I could never have imagined being as blessed as I am. I live in a great community. I serve an awesome church. I’m married to a beautiful wife, and we have four incredible kids. It truly is a wonderful life. One of my favorite times of the day
(I think most parents of young children can relate) is bedtime, and one of the highlights of bedtime is putting our two-year old, Evangeline, down to sleep.
It’s at that time, every night, that we pray the same prayer.
“Thank You, God, for this day, and for Ethan, Addison, and Elliott (her brothers and sister), for Mommy and Daddy, for our Grammies and Papas, for Walter and Jack (her doggies) in Jesus’ name, Amen.”

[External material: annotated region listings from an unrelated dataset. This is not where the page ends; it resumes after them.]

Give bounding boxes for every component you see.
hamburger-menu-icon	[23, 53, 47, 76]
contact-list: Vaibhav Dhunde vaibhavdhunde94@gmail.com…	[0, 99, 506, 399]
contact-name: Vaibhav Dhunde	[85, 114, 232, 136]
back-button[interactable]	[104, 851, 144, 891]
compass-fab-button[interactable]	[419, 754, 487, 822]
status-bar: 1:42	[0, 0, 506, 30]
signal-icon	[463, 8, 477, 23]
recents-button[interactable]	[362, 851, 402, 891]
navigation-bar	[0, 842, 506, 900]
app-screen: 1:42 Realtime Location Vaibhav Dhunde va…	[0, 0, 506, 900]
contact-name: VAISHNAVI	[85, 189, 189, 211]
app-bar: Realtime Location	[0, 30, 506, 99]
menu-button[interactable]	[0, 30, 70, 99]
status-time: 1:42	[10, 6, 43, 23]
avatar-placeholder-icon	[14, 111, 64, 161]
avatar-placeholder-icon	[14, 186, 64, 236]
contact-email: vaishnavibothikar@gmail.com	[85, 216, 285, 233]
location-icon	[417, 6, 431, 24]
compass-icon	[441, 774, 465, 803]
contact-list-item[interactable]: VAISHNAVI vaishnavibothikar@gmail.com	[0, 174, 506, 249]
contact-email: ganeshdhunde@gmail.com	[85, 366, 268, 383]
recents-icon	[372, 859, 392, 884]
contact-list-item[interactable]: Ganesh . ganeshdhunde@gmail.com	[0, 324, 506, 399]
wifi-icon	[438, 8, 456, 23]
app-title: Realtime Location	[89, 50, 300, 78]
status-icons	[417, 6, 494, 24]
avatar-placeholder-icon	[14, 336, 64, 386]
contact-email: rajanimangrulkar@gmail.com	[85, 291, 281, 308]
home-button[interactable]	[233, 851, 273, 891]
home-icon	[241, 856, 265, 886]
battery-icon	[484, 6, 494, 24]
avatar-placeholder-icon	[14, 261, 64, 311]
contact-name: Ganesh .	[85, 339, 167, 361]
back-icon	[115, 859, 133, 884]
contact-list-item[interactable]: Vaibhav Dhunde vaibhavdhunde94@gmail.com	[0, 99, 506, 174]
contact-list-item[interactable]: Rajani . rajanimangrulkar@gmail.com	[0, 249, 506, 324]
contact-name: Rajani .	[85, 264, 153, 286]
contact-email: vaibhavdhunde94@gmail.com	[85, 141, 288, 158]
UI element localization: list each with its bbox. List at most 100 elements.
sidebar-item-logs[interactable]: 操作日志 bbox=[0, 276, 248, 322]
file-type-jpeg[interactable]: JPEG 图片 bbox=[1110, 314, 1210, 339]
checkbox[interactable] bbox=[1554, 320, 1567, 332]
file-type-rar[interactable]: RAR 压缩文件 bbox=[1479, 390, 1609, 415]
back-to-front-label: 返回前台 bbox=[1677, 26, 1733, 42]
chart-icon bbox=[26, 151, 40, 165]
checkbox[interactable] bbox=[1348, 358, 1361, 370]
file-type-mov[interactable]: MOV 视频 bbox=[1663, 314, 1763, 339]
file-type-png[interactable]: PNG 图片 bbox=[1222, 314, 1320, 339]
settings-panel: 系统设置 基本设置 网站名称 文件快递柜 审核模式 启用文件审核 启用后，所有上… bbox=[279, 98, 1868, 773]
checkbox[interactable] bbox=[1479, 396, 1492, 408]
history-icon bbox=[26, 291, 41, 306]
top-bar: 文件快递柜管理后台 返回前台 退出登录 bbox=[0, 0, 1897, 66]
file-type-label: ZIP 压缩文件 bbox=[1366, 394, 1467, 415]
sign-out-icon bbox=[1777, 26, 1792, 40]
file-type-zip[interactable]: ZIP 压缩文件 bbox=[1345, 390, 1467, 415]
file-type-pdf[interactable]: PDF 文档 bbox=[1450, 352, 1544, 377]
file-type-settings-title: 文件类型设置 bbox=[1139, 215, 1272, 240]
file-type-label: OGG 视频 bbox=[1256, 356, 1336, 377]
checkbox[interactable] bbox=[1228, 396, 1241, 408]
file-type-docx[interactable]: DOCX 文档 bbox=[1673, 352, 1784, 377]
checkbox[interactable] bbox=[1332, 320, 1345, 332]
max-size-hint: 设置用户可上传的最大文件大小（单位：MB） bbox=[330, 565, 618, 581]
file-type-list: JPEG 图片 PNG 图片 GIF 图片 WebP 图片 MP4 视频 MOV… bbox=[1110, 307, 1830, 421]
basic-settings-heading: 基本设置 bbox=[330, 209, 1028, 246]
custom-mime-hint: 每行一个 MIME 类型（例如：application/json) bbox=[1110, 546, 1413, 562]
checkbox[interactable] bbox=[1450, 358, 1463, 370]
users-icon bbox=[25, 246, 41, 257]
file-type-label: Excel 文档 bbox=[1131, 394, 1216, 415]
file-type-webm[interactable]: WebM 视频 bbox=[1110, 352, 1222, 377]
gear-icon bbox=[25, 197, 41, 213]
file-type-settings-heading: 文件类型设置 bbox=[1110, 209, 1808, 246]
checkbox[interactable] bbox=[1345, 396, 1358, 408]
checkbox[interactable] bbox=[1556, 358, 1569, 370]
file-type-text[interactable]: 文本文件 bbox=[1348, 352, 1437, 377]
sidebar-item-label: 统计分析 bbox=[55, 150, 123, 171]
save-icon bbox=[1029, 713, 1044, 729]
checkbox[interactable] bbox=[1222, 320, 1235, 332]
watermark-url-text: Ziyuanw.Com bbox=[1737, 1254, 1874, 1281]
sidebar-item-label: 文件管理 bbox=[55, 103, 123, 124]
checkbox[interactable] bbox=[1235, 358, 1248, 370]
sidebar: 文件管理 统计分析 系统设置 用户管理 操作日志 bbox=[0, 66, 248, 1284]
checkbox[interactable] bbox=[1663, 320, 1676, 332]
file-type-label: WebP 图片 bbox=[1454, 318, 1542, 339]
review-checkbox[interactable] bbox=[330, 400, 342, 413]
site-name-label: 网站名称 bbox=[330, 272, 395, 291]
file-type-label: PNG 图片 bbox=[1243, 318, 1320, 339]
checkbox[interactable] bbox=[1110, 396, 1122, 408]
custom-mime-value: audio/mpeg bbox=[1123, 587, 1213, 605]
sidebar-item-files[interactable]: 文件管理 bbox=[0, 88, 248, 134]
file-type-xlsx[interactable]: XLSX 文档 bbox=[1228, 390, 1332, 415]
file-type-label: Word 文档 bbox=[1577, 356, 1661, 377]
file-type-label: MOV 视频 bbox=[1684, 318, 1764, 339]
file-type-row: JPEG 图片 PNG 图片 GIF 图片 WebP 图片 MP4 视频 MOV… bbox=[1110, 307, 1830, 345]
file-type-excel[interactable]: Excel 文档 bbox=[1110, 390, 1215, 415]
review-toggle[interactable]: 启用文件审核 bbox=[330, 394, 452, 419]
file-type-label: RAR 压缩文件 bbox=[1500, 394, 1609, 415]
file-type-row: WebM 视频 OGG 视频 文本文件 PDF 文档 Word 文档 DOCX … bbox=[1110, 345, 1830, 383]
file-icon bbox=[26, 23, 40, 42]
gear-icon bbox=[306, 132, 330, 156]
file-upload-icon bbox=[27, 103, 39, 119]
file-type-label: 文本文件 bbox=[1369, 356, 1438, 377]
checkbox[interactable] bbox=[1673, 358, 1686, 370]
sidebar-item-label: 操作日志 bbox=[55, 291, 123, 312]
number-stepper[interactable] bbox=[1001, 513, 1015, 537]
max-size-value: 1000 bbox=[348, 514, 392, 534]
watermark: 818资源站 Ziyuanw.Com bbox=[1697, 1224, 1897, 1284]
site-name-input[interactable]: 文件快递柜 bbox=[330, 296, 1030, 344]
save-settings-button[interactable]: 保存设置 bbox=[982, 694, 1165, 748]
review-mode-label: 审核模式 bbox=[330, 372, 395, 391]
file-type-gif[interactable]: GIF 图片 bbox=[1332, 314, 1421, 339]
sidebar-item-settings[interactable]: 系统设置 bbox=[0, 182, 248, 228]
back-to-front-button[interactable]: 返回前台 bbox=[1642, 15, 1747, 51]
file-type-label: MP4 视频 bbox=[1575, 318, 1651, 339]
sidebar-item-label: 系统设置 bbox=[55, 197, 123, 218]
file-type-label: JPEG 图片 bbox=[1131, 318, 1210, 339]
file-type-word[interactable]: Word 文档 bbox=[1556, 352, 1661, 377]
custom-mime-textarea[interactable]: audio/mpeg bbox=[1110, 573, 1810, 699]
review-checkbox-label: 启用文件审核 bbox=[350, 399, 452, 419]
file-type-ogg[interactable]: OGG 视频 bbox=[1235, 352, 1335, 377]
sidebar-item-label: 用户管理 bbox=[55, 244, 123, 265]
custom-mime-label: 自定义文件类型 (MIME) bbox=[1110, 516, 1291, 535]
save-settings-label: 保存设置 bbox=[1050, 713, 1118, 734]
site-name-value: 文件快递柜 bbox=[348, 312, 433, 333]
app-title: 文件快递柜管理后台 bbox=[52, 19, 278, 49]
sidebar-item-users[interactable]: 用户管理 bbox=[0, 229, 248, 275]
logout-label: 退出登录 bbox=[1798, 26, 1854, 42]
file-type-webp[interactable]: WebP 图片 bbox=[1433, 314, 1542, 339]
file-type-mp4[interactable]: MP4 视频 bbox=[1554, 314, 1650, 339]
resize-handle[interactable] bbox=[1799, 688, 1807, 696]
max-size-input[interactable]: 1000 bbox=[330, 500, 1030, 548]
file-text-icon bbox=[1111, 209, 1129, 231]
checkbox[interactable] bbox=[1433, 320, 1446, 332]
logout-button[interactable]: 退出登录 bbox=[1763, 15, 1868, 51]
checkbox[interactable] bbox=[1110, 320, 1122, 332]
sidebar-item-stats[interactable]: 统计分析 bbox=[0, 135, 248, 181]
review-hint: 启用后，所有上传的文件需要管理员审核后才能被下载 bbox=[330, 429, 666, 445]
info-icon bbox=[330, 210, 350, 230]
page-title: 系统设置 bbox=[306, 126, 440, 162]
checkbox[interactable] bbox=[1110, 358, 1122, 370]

Occasionally, we even pray for Mike Wazowski, Eva’s favorite stuffed animal. It’s a simple and sweet prayer, which is almost always followed by her insisting that we sing “Jesus Loves Me” at least twice through, maybe three or four times, if she can get away with it.
If I prayed the same way and sang the same song week after week with the congregation at Cross Connection, more than a few people would take issue with it. I imagine that some might find it cute – once. But to continue to do so for three or four consecutive weeks would most certainly invite some anonymous “comment cards”.
It is easy for us to speak pejoratively of relevance, but the fact is that we need to contextualize, nearly all the time. To speak of substitutionary atonement with Evangeline would be fruitless. But to explain in simple terms that Jesus loved us, died on the cross, and rose from the dead to save us is appropriate and fairly clear, even for a two-year-old.
Illustrated like this, there are few people that would take issue with topics of relevance and contextualization. Still, there are some in Evangelicalism today who are genuinely uncomfortable with it.
Yet, if we are going to reach the lost, we must contextualize the message. Yes, in doing so there are dangers. The opportunity for miscommunication or misrepresentation is real. But the objection that all relevant contextualization is a deviation from the full gospel is, at best, a straw-man argument, and at worst a denial of the incarnational aspect of Jesus’ earthly ministry.
The fact is that we in the church speak a completely different language from those outside of it. To require that non-Christians learn our jargon before hearing the Gospel, disregards 2,000 years of missions history and smacks of a Christianity that would opt for the return to a Latin Mass. Men and women throughout Christian history have died to allow the message to be presented for the common man; it is unfortunate that some are still being “crucified” for doing so today.